The Canadian proceedings, in other words, are unlikely to shed much more light on what kind of evidence exactly the U.S. has amassed against Meng Wanzhou, who is also the daughter of Huawei’s billionaire founder Ren Zhengfei and is sought by the U.S. on fraud charges.

In a preliminary hearing on Thursday, the Supreme Court of British Columbia laid out a road map for Meng’s case, ordering the start of extradition hearings on Jan. 20 -- the day when crown prosecutors will also present for the first time the full U.S. request, known as the record of the case.

"It would be helpful to have them well in advance," Associate Chief Justice Heather Holmes told the crown prosecutors. "I understand they’re quite complex."

Not as complicated as her defense describes them, responded crown lawyer John Gibb-Carsley. When asked how long the request was, he said, "The record of the case is 25 pages and supplement is eight pages." Just a tad more than the 25-page U.S. indictment already filed in January.

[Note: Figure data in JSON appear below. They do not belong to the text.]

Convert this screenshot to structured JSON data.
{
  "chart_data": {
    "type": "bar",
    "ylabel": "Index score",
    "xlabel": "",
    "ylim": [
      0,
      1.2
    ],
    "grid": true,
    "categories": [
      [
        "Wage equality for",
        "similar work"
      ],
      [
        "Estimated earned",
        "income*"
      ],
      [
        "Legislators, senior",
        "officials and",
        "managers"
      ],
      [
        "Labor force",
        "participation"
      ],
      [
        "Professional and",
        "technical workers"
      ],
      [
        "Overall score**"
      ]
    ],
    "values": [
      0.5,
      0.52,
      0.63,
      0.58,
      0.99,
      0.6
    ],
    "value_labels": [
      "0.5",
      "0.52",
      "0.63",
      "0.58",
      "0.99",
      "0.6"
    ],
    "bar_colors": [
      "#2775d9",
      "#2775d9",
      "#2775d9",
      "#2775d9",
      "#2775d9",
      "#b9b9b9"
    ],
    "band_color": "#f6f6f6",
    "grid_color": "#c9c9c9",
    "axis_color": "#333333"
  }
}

The U.S. accuses Meng of tricking banks into conducting transactions for Huawei that may have violated U.S. sanctions on Iran. The main pillar of the U.S. case appears, so far, to be a PowerPoint she presented at a huddle in a Hong Kong teahouse with an HSBC Holdings Plc banker about six years ago.

Since her arrest last December, Meng has been living under house arrest in Vancouver. Another round of preliminary hearings is set to start on Sept. 23.